Supporting Haitian Migrants and Dominicans of Haitian Descent

_MG_3591Many Haitian migrants and Dominicans of Haitian descent work in low-wage jobs on the country’s sugar and banana plantations, or as construction workers or laborers in the informal economy. They reside in bateyes—poor districts that were established to house sugar plantation laborers and their families. Because Haitians and their descendents are often denied citizenship rights by the government, they are not entitled to social services, and so the bateyes often lack public schools, health clinics and other critical facilities.

AJWS grantee Movimiento Socio Cultural para los Trabajadores Haitianos (MOSCTHA) is one of just a few organizations providing crucial support to this community. For more than two decades, MOSCTHA has served more than 30 bateyes as the sole provider of health care, legal assistance and elementary and secondary education for thousands of residents.

To address critical health needs in the impoverished slums, MOSCTHA runs a mobile clinic and a hospital to increase residents’ access to health services. It focuses on youth, who are at a heightened risk for a variety of infectious diseases. All of MOSCTHA’s facilities offer primary care, family planning education, reproductive health services and HIV testing and treatment. MOSCTHA also raises awareness about HIV and methods for prevention by training volunteer “health promoters” who work in the community, going door-to-door to talk with people and educate them.
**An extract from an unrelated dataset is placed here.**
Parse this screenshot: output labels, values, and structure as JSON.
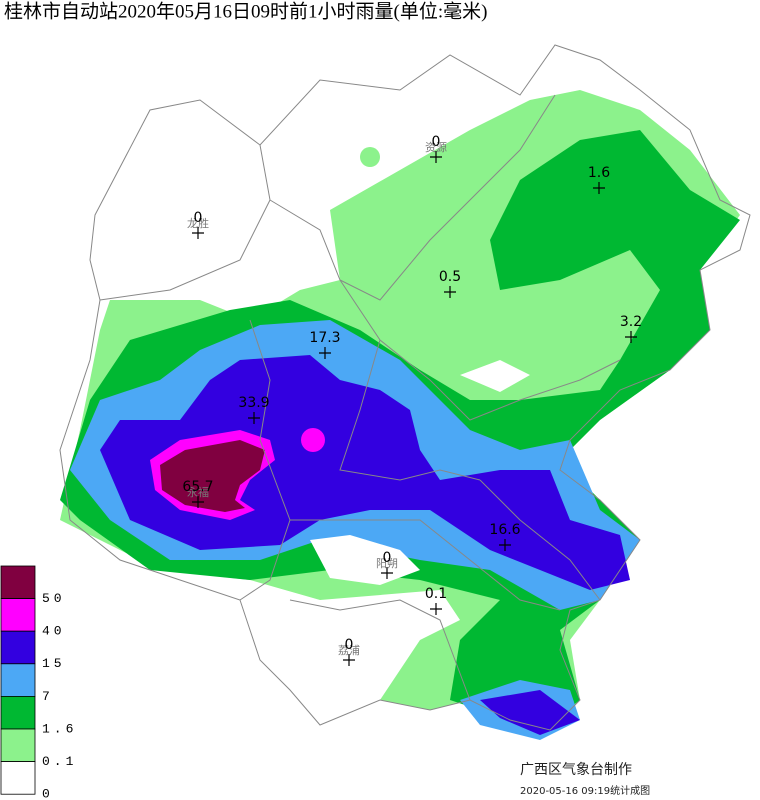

MOSCTHA runs a variety of workshops—on women’s empowerment, legal aid, human rights and laws related to migration, citizenship and workers’ rights. MOSCTHA has trained hundreds of community volunteers to provide continuous peer education on these topics. Thanks to their efforts, an increasing number of the people they serve have obtained legal residency status or passports. MOSCTHA also spawned a labor union, the Mutual Society of Sugarcane Workers, which pursues equal rights for Dominico-Haitain workers and offers them health insurance, life and death benefits and loans to start small businesses.

In the last two years, MOSCTHA has emerged as a leader of the legal battle for citizenship for Dominicans of Haitian descent. It has documented denial of papers and access to state services and brought cases to international courts to pressure the Dominican government to acknowledge the rights of Dominicans of Haitian descent in accordance with international law.